Clostridium Infection on the Rise in Hospitalized Kids
Bacterial Infection Increased Nearly 15% Yearly From 1997 to 2006, Study Finds
Jan. 4, 2011 -- The number of hospitalized children infected by a potentially dangerous bacterium is on the rise, according to a new study.
The infection occurs from bacteria known as Clostridium difficile, which affects the gastrointestinal tract and can be deadly. These infections among hospitalized children rose nearly 15% a year during the time period studied, 1997 to 2006.
''If a child gets Clostridium difficile, they are more likely to die than those without the diagnosis, and they are more likely to require surgery of the colon and have a more complex hospital stay," says researcher Cade M. Nylund, MD, an assistant professor of pediatrics at the Uniformed Services University of the Health Sciences in Bethesda, Md.
The study is published online in the Archives of Pediatrics & Adolescent Medicine.
C.diff is common in hospitals and is also found in the community.
Clostridium Infection: Study Details
Nylund and his colleagues evaluated the records of hospitalized children from a national database of patients who were discharged from hospitals in the years 1997, 2000, 2003, and 2006.
The database included about 10.5 million children, and 0.2%, or 21,274, were infected.
Nylund decided to take a look while he was at the Cincinnati Children's Hospital Medical Center in Cincinnati because of the large number of infections he saw there. His daughter was infected at age 6, but recovered.
Nylund and his co-researchers found that children with the infection:
- Had a 20% increased risk of dying compared to children without the diagnosis
- Were 36% more likely to need colon surgery
- Were more than four times as likely to have a longer hospital stay.

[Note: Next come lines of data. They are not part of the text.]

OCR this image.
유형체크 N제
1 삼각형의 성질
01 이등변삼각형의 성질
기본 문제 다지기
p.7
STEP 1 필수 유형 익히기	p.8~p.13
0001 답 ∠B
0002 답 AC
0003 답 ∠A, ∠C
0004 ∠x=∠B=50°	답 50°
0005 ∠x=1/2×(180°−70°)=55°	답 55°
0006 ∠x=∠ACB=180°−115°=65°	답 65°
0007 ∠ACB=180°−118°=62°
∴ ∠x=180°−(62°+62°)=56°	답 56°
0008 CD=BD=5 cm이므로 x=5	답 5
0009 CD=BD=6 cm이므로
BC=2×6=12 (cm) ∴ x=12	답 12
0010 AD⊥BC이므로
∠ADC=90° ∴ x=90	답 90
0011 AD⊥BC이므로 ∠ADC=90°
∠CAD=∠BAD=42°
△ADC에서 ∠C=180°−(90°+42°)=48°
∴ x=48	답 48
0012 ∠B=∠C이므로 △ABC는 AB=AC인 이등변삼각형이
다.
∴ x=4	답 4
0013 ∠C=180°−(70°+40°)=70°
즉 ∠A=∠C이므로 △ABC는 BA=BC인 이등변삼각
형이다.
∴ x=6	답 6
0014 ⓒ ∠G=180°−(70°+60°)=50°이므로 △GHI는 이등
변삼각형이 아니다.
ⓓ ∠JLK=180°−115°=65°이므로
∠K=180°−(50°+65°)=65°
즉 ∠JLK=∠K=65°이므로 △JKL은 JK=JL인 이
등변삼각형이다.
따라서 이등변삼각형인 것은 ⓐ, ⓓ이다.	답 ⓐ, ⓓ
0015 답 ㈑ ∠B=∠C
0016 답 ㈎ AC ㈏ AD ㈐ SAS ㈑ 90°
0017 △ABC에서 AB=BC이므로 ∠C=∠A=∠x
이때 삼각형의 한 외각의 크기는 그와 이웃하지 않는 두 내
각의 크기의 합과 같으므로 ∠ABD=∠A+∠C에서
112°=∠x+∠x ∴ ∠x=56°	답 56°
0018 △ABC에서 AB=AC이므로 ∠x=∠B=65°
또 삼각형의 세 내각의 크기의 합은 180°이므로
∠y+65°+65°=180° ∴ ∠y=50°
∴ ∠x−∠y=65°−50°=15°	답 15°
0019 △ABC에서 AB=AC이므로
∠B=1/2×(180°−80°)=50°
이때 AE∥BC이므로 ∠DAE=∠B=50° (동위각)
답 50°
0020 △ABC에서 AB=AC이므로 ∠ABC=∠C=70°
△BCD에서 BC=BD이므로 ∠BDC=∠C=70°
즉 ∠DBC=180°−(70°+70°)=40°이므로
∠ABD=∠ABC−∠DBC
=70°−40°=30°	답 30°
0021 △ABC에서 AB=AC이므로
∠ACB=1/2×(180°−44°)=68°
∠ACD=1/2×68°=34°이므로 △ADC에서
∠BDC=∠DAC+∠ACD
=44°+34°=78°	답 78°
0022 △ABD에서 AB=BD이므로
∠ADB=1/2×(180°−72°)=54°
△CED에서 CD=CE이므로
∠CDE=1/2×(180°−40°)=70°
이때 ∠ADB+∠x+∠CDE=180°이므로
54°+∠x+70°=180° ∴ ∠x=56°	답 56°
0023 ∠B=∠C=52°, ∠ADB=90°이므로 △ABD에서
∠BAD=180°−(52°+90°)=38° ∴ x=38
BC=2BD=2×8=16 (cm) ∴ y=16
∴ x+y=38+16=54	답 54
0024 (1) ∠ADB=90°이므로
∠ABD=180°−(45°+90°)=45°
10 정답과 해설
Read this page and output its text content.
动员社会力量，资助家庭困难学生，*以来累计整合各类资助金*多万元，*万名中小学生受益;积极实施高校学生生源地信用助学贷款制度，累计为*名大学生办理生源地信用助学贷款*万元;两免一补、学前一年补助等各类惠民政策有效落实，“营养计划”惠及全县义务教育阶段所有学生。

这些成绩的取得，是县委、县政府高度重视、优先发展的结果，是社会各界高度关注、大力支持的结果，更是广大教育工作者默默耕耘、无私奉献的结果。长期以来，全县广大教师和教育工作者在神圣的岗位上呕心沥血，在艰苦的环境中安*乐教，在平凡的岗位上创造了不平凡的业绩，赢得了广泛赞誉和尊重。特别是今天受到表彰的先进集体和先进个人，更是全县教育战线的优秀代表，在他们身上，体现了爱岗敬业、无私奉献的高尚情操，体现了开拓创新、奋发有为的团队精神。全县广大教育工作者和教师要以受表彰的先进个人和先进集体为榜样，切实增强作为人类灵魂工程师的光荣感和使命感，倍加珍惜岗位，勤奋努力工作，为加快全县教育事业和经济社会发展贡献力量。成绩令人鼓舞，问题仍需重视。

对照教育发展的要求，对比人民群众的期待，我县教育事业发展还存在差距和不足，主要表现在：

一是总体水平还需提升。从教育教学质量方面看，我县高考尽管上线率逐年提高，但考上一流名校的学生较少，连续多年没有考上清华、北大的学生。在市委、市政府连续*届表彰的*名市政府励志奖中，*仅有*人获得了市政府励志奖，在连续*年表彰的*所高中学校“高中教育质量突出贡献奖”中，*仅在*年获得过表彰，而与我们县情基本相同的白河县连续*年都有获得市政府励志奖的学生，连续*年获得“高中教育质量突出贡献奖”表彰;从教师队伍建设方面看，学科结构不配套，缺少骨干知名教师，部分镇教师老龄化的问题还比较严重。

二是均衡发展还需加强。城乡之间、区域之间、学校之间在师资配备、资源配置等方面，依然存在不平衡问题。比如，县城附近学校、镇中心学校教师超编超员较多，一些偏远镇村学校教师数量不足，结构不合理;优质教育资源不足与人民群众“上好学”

Children who have inflammatory bowel disease and children with a suppressed immune system (from chemotherapy or HIV, for instance) are at higher risk of becoming infected, he says.
Explaining Rising Cases of Clostridium Difficile
Exactly why the infection is increasing among hospitalized children is not known, the researchers say.
"Increasing awareness is part of it," says researcher Mitchell B. Cohen, MD, director of the division of gastroenterology, hepatology, and nutrition at Cincinnati Children's Hospital Medical Center.
"Antibiotic exposure used to be thought to be required," he says. "Now, it's considered a risk factor," with not all who become infected taking antibiotics.
In fact, antibiotic use went down during the study period, other research shows.
The database did not include information on whether the children were on antibiotics, Nylund says, so he can't say how much that may have boosted risk.
Another possibility is that a more virulent strain of the bacterium is circulating.